La negación de asilo al expresidente García por parte de Uruguay le sirve al gobierno para presentarse como un régimen que no interfiere o presiona a los otros poderes, algo por demás discutible, si consideramos las expresiones del gobernante y sus allegados acerca del congreso y la fiscalía.

Después de este incidente no sorprendería que el Poder Judicial decrete su prisión preventiva, con lo cual la situación política del país pasaría de ser complicada a francamente ruinosa. Dicho sea de paso, el pedido de asilo habla muy mal del exgobernante, pero los fallos de la fiscalía y del Poder Judicial tampoco parecen ser los más equilibrados.

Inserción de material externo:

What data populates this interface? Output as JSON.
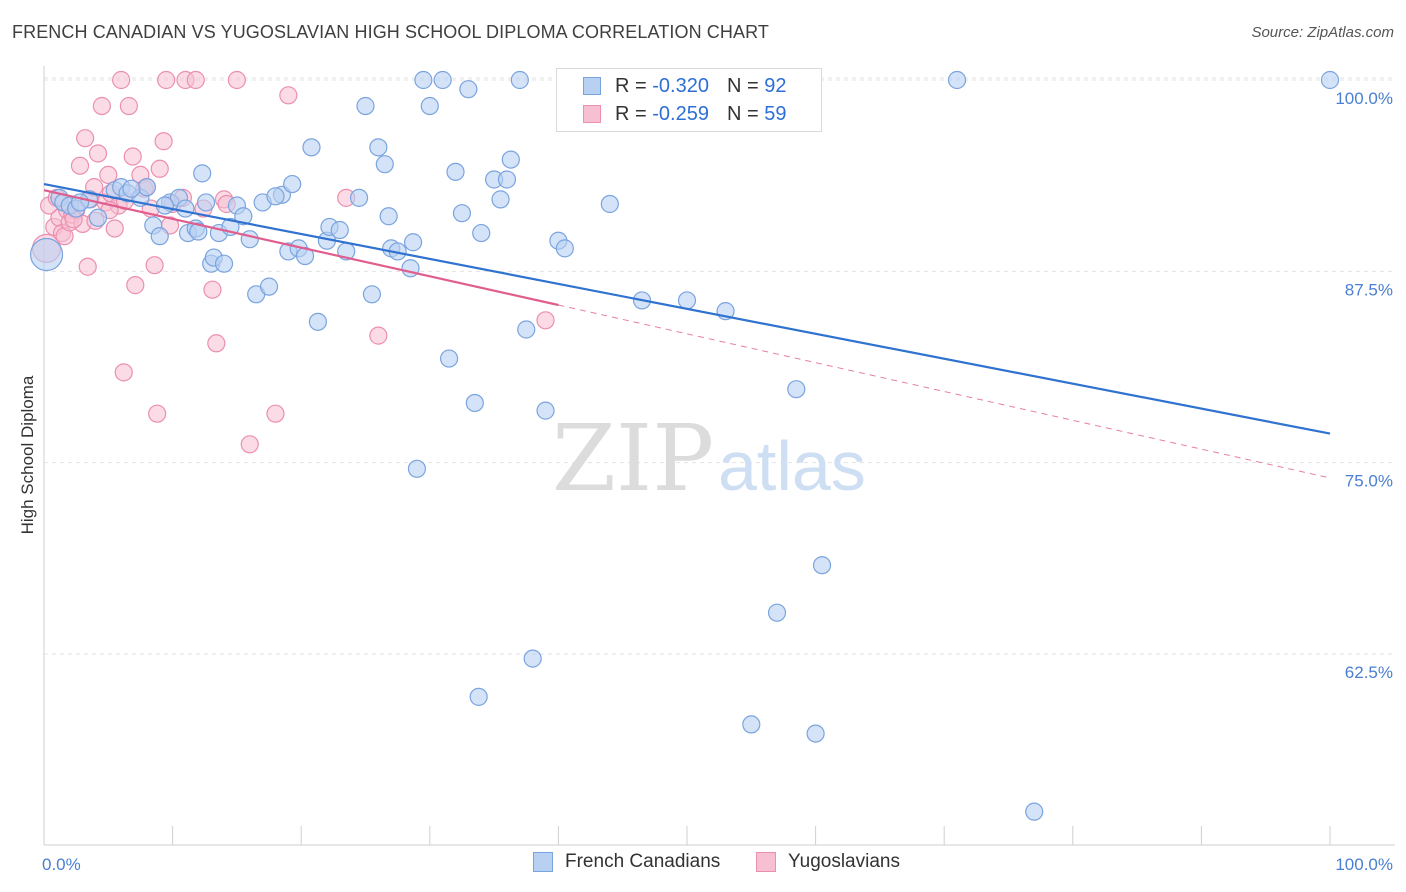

Las expresiones del presidente Vizcarra sobre que “nadie tiene corona” hay que tomárselas literalmente, pues él tiene acusaciones y procesos abiertos (aún antes de ser elegido).

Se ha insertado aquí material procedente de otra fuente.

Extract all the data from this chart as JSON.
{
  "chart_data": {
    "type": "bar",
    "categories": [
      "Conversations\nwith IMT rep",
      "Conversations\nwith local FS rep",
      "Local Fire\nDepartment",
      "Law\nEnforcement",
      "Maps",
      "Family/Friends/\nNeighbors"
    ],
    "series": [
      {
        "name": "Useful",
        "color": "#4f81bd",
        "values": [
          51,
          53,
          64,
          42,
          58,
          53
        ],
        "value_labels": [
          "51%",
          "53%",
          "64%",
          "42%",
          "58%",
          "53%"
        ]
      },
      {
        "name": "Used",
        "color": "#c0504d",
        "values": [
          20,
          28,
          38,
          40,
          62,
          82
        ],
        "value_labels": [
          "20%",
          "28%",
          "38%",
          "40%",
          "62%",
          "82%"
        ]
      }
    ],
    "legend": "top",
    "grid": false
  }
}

El mandatario tiene que ser muy cauto en sus expresiones, pues nadie sabe cuál será el futuro de estas. Todo eso en un contexto donde el Ministerio Público anuncia acuerdos con las empresas denunciadas, y que involucran a otros personajes. Entonces los excesos de jueces y fiscales histriónicos, ahora tan celebrados, deberían repetirse también en otros procesos. La pregunta es evidente: ¿De qué se ríen los otros políticos, cuyos partidos y líderes también están implicados?

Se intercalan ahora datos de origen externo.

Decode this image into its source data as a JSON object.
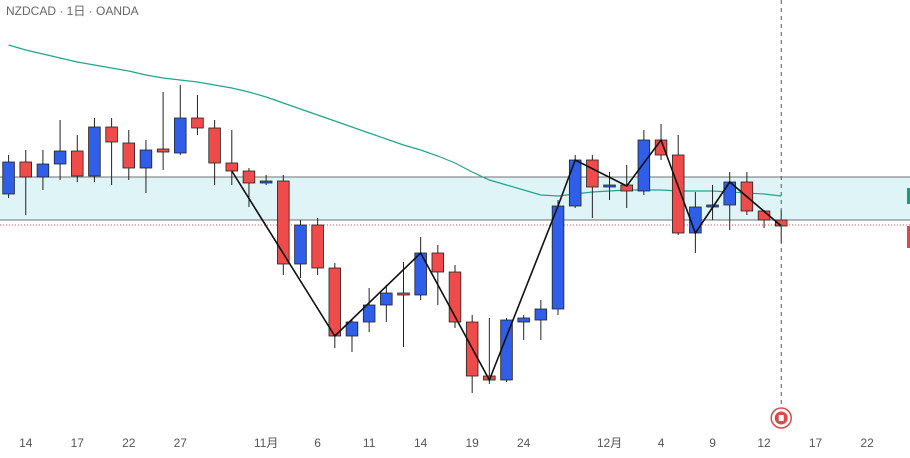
{
  "chart_data": {
    "type": "candlestick",
    "title": "NZDCAD · 1日 · OANDA",
    "up_color": "#2f5fe8",
    "down_color": "#f04b4b",
    "ylim": [
      0.797,
      0.84
    ],
    "xlim": [
      -0.5,
      52.5
    ],
    "xticks": [
      {
        "value": 1,
        "label": "14"
      },
      {
        "value": 4,
        "label": "17"
      },
      {
        "value": 7,
        "label": "22"
      },
      {
        "value": 10,
        "label": "27"
      },
      {
        "value": 15,
        "label": "11月"
      },
      {
        "value": 18,
        "label": "6"
      },
      {
        "value": 21,
        "label": "11"
      },
      {
        "value": 24,
        "label": "14"
      },
      {
        "value": 27,
        "label": "19"
      },
      {
        "value": 30,
        "label": "24"
      },
      {
        "value": 35,
        "label": "12月"
      },
      {
        "value": 38,
        "label": "4"
      },
      {
        "value": 41,
        "label": "9"
      },
      {
        "value": 44,
        "label": "12"
      },
      {
        "value": 47,
        "label": "17"
      },
      {
        "value": 50,
        "label": "22"
      }
    ],
    "open": [
      0.8206,
      0.8238,
      0.8223,
      0.8236,
      0.8249,
      0.8224,
      0.8273,
      0.8257,
      0.8232,
      0.8251,
      0.8247,
      0.8282,
      0.8272,
      0.8237,
      0.8229,
      0.8217,
      0.8219,
      0.8136,
      0.8175,
      0.8132,
      0.8064,
      0.8078,
      0.8095,
      0.8107,
      0.8105,
      0.8147,
      0.8128,
      0.8078,
      0.8024,
      0.802,
      0.8078,
      0.808,
      0.8091,
      0.8194,
      0.824,
      0.8213,
      0.8215,
      0.8209,
      0.826,
      0.8245,
      0.8167,
      0.8193,
      0.8195,
      0.8218,
      0.8189,
      0.818
    ],
    "high": [
      0.8245,
      0.825,
      0.825,
      0.828,
      0.8265,
      0.8282,
      0.8282,
      0.827,
      0.826,
      0.8308,
      0.8315,
      0.8305,
      0.828,
      0.827,
      0.8232,
      0.8225,
      0.8225,
      0.818,
      0.8182,
      0.8137,
      0.808,
      0.8112,
      0.8115,
      0.8138,
      0.8163,
      0.8155,
      0.8135,
      0.8085,
      0.8082,
      0.8082,
      0.8085,
      0.81,
      0.82,
      0.8245,
      0.8245,
      0.8228,
      0.8235,
      0.827,
      0.8276,
      0.8265,
      0.8208,
      0.8215,
      0.8228,
      0.8228,
      0.819,
      0.819
    ],
    "low": [
      0.8202,
      0.8185,
      0.821,
      0.822,
      0.8218,
      0.8218,
      0.8215,
      0.822,
      0.8207,
      0.823,
      0.8245,
      0.8265,
      0.8215,
      0.8215,
      0.8193,
      0.8215,
      0.8125,
      0.8122,
      0.8125,
      0.8052,
      0.8048,
      0.8068,
      0.8078,
      0.8053,
      0.81,
      0.8095,
      0.8072,
      0.8007,
      0.8016,
      0.8018,
      0.806,
      0.806,
      0.8085,
      0.8192,
      0.8182,
      0.82,
      0.8192,
      0.8205,
      0.824,
      0.8165,
      0.8147,
      0.818,
      0.817,
      0.8185,
      0.8172,
      0.8157
    ],
    "close": [
      0.8238,
      0.8223,
      0.8236,
      0.8249,
      0.8224,
      0.8273,
      0.8258,
      0.8232,
      0.825,
      0.8248,
      0.8282,
      0.8272,
      0.8237,
      0.8229,
      0.8217,
      0.8219,
      0.8136,
      0.8175,
      0.8132,
      0.8064,
      0.8078,
      0.8095,
      0.8107,
      0.8105,
      0.8147,
      0.8128,
      0.8078,
      0.8024,
      0.802,
      0.808,
      0.8082,
      0.8091,
      0.8194,
      0.824,
      0.8213,
      0.8215,
      0.8209,
      0.826,
      0.8245,
      0.8167,
      0.8193,
      0.8195,
      0.8218,
      0.8189,
      0.818,
      0.8174
    ],
    "moving_average": {
      "color": "#22a48f",
      "values": [
        0.8355,
        0.835,
        0.8346,
        0.8342,
        0.8338,
        0.8335,
        0.8332,
        0.8329,
        0.8325,
        0.8322,
        0.832,
        0.8318,
        0.8315,
        0.8312,
        0.8308,
        0.8303,
        0.8297,
        0.8291,
        0.8285,
        0.8279,
        0.8273,
        0.8267,
        0.8261,
        0.8255,
        0.825,
        0.8244,
        0.8237,
        0.8228,
        0.822,
        0.8215,
        0.821,
        0.8205,
        0.8204,
        0.8206,
        0.8208,
        0.8209,
        0.821,
        0.821,
        0.821,
        0.8209,
        0.8209,
        0.8209,
        0.8208,
        0.8207,
        0.8206,
        0.8204
      ]
    },
    "zigzag": {
      "color": "#111111",
      "x": [
        13,
        19,
        24,
        28,
        32,
        33,
        36,
        38,
        40,
        42,
        45
      ],
      "values": [
        0.8229,
        0.8064,
        0.8147,
        0.802,
        0.8194,
        0.824,
        0.8214,
        0.826,
        0.8167,
        0.8218,
        0.8174
      ]
    },
    "zone": {
      "upper": 0.8223,
      "lower": 0.818,
      "color": "#dff4f7"
    },
    "last_price": 0.8175
  }
}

En esta circunstancia, lo ideal sería que el ejecutivo se dedique a gobernar, en vez de estar envuelto en polémicas innecesarias, pero el presidente del BCR, Julio Velarde, ya lo dijo de una manera “políticamente incorrecta”, pero con suma claridad, cuando afirmó que el gobernante “es un improvisado”.

La economía anda mal, y la inseguridad peor, pero no se conocen qué medidas piensa aplicar el régimen para mejorar la situación del país. Está más interesado en realizar un inútil referéndum que servirá de poco o nada.

Que no se olvide Martín Vizcarra, que es presidente por razones del escándalo de su compañero de fórmula o ¿amigo? Casi, casi, es un presidente por accidente. Debería pensar en eso, y hacer política (y no politiquería). Y como corresponde a un auténtico Estado de Derecho, tampoco está libre de investigación.